Memorial Day speaker drops bomb about Boys State … but turns out his coordinates were likely wrong

Memorial Day program in Oak Grove Cemetery in 2016.

By JAN LARSON McLAUGHLIN

BG Independent News

 

A retired U.S. Air Force colonel dropped a bomb on the Bowling Green Memorial Day Program Monday, but it appears the torpedo may have been a dud.

During his keynote speaking comments, Col. Scott Manning expressed his sadness that Buckeye Boys State was moving from Bowling Green State University to Miami University after this year’s program.

As a high school student, Manning had attended Boys State and decided to return to BGSU for his college education and ROTC. So the loss of the program was a personal loss to him.

That bombshell sent some shockwaves through the dignitaries and the crowd at the Memorial Day service.

“I’m absolutely astonished if that’s true,” Bowling Green Mayor Dick Edwards said. Edwards attended Boys State when it was stationed at Camp Perry, convinced the program to move to BGSU in 1978 when he was in the university president’s office, and was later named to the Buckeye Boys State Hall of Fame.

The Buckeye Boys State program has been in limbo for a few years, with the primary sticking point being money. BGSU wants more to house the program, Boys State wants the university to consider the value of having 1,300 male high school juniors come to campus for a week of mock government activities each June.

“You get the best and the brightest from the state,” Edwards said. The program is not intended to be a money making venture, he said, but it does work as a recruitment tool for BGSU.

Until Manning’s announcement, it was believed negotiations for a new five-year conference agreement were still going on.
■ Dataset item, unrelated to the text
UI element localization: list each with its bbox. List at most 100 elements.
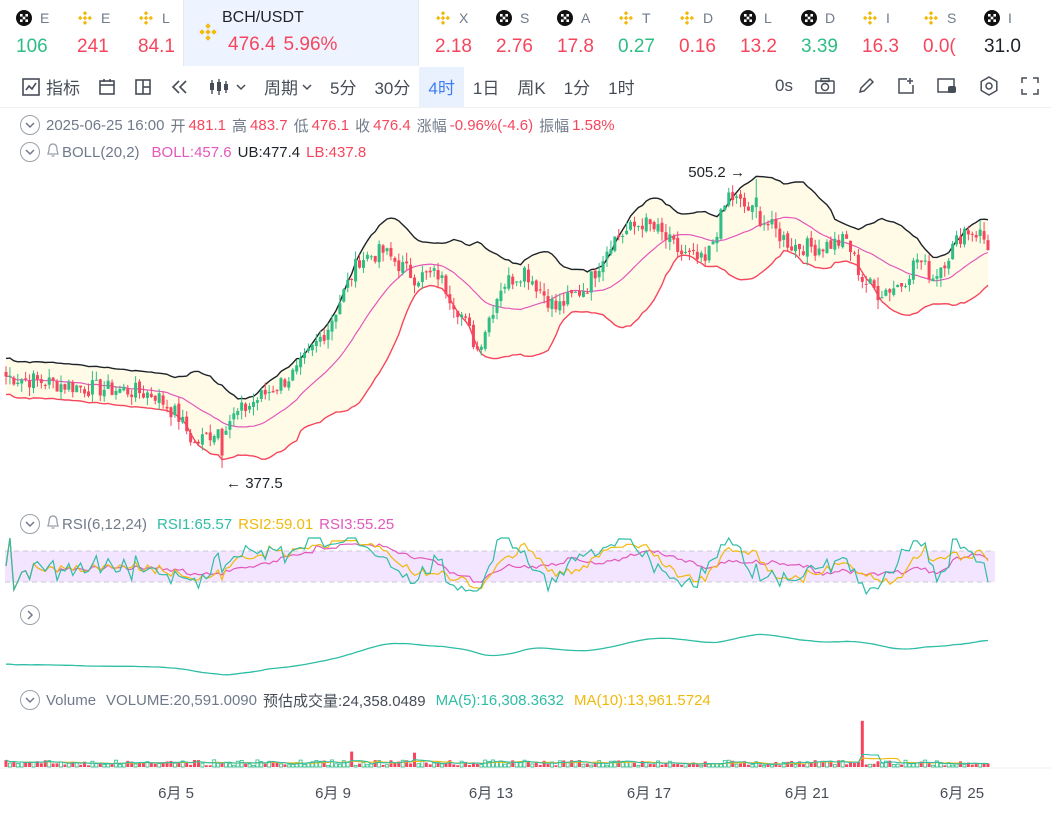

The current agreement expires after the program later this month.

“I know negotiations haven’t been going well,” said Dave Ridenour, of the Bowling Green American Legion Post, who also helped organize the Memorial Day program.

But after the program was over, Ridenour said that Manning had been given inaccurate information. “He misspoke from rumors.”

The coordinates for the bombshell were faulty.

“It’s pretty common knowledge that negotiations have not been going well with the university,” Ridenour said. “However, there’s no confirmation that they’re leaving.”

Ridenour said the negotiations have narrowed the gap between what Boys State is paying and what BGSU wants. Meanwhile, “the whole community is on pins and needles.”

Patrick Nelson, director of the Bowen Thompson Student Union at BGSU, was at the Memorial Day service and said afterward that the university had just sent new contract information to Boys State organizers on Friday.

“As far as I know, we’re still looking good. I was surprised to hear that comment,” Nelson said.

BGSU spokesperson Dave Kielmeyer, when reached by phone, was also surprised.

“The last I heard, we were still negotiating,” he said.

“BGSU greatly values our long-term relationship with Buckeye Boys State. As of Friday, negotiations on a new contract were still ongoing,” Kielmeyer said. “The American Legion has not informed us that any decision has been made.”

Navy veteran and former BGSU faculty member Dave Chilson said the value to the university is far more than the dollars exchanged. “All these young men who come here, it’s an opportunity for them to see the university.”

That’s what convinced Manning to enroll at BGSU. “It left a really big impression on me,” he said.

If the program moves to Miami University, that will also make an impression on Manning, who said he will stop donating any money to BGSU.

“If they make that decision to save a few dollars, that’s the biggest mistake they could make,” he said of BGSU.

In February, Gerald White, the director of Buckeye Boys State asserted the American Legion’s desire to keep the civics event at Bowling Green where it has convened since 1978. At that point, White said that the American Legion does check out other campuses, and gets wooed by other campuses. But no steps have been taken to move.

The conference agreement must be periodically studied, White said, adding: “I think it is a mark of the partnership between American Legion Buckeye Boys State, the City of Bowling Green, Wood County, and Bowling Green State University and the pleasure and pride that the Buckeye Boys State Board of Trustees has in conducting our program on the BGSU campus that for 37 years, now going into 38, Buckeye Boys State has remained in the City of Bowling Green and the campus of Bowling Green State University.”